Heather held her daughter close to her. Kim could just about walk by herself, but she felt as frail as a leaf at the end of autumn where even the slightest motion could make her flake away into dust.
“We just need to get off the estate, that’s all I can think about right now. Where is a big question, and I don’t have the stomach for it.”
It wasn’t a big estate. Years back it had been the type of place where ten-child families lived, the parents paying rent by filling out a form at the benefits office every Wednesday. It was the kind of the estate that was spatially small but made even smaller by how everyone knew each other’s names. Those days were long in the past now, and most people stayed nameless to each other.
It wouldn’t take them long to leave. If they were sure-footed and walked close to the buildings they should have been able to slip the eyes of the Capita soldiers and their chained infected. Charles was somewhere, on his horse, but even he couldn’t see though walls.
They carried on along the street. Next to one stretch of pavement, a metre away from a drain by the roadside, were the rusted remains of a pram. The black mesh was torn and twisted wires stuck out. It was like a ribcage smashed open from the inside. Drips of rain ran off it and soaked into the fabric where once, a baby would have slept.
Kim slumped against Heather. Eric joined at her side, lifted her arm and hooked it around his neck. Together he and Heather carried Kim away, though the differences in their heights meant Kim was slightly off balance.
“Not far now,” said Heather.
The groans and shouts became something they were accustomed to, as if they were part of the background noise that a person should expect to hear every day. Heather even began to feel the rushing of her pulse slow into a smooth flow. It was short-lived. When she heard the barking of the dogs, it accelerated again, and the pounding of her heart became so hard she could hear it. Wes turned his head.
“Sounds like a pack,” he said.
Heather adjusted Kim so that she leant more easily against her.
“I saw a stray in Cresstone,” she said. “They’re getting angrier every day. Thought it might attack me.”
“These aren’t strays. They’re Capita dogs.”

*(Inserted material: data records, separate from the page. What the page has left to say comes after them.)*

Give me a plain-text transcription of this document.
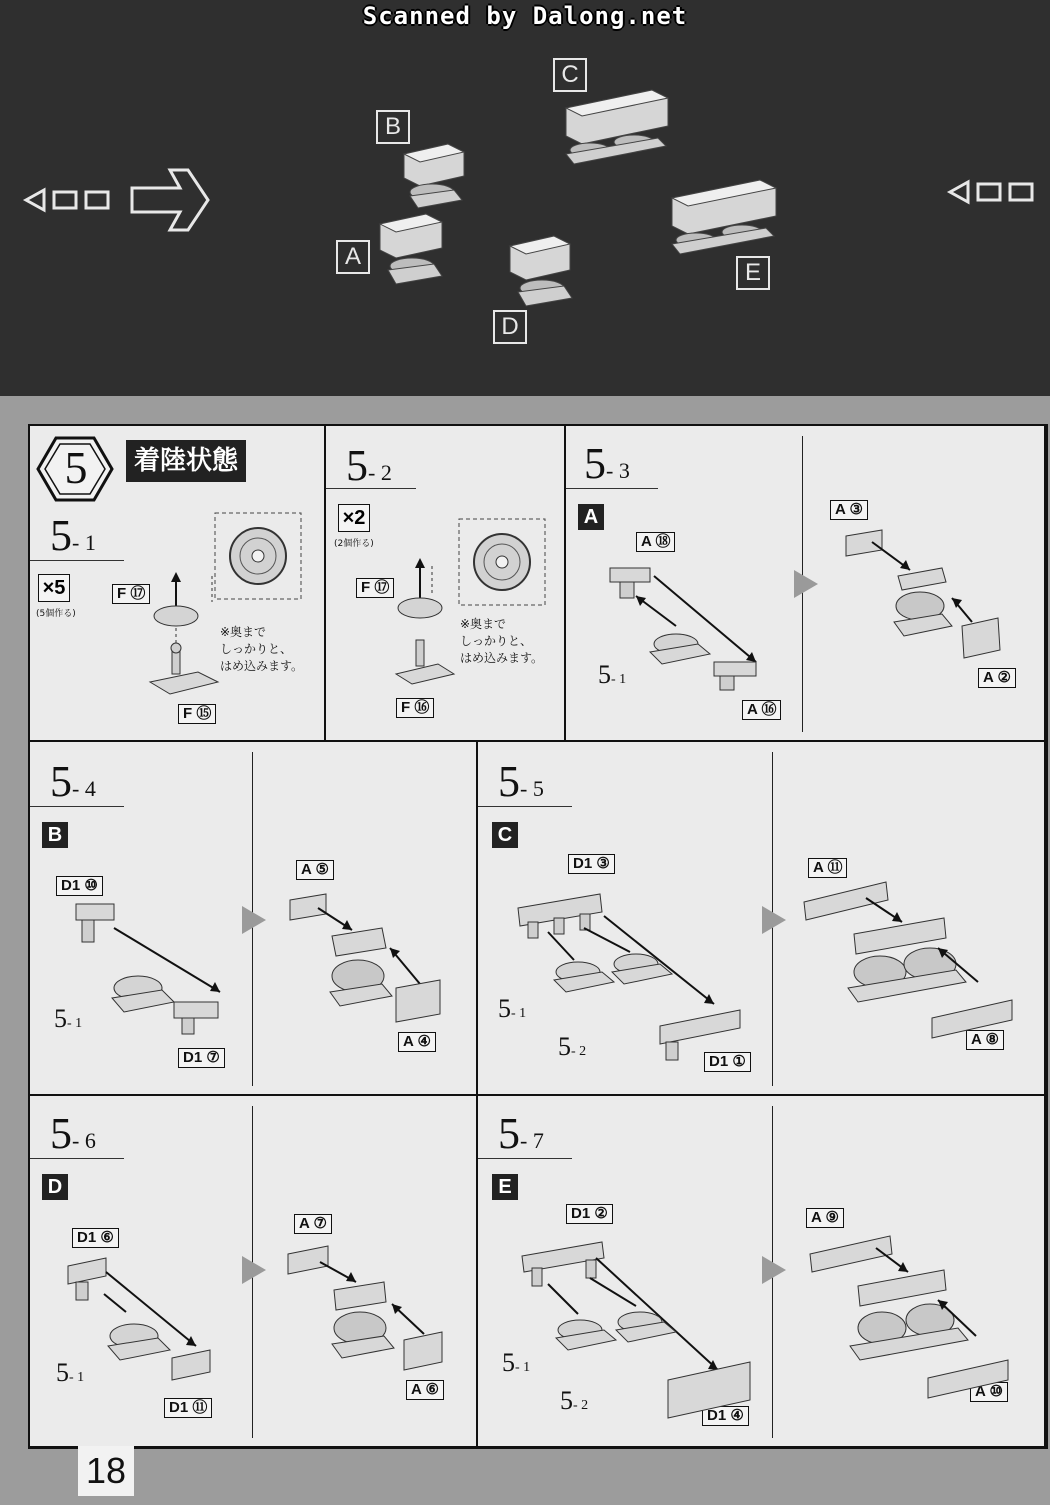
Scanned by Dalong.net
B
C
A
E
D
5	着陸状態
5- 1
×5
(5個作る)
F ⑰
F ⑮
※奥まで
しっかりと、
はめ込みます。
5- 2
×2
(2個作る)
F ⑰
F ⑯
※奥まで
しっかりと、
はめ込みます。
5- 3
A
A ⑱
A ⑯
A ③
A ②
5- 1
5- 4
B
D1 ⑩
D1 ⑦
A ⑤
A ④
5- 1
5- 5
C
D1 ③
D1 ①
A ⑪
A ⑧
5- 1
5- 2
5- 6
D
D1 ⑥
D1 ⑪
A ⑦
A ⑥
5- 1
5- 7
E
D1 ②
D1 ④
A ⑨
A ⑩
5- 1
5- 2
18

Wes ran his hands through his hair as if it gave him comfort. Then he took his gun out of h
is pocket and gripped it as a good luck charm. The paint of the barrel had worn away and a slice of duct tape stuck around the handle was the only thing stopping it falling apart.
“Oh shit. Oh fuck,” he said.
He looked like he might tear his hair out. The person she used to know, so calm and collected behind his desk, was gone, replaced by a beaten excuse of a man who had bitten his nails to the skin and gripped his gun so tight his knuckles were white.
“What are you so worried about? You sell to them, don’t you?”
He scoffed. “Think how it looks, helping a woman sneak away two DC kids.”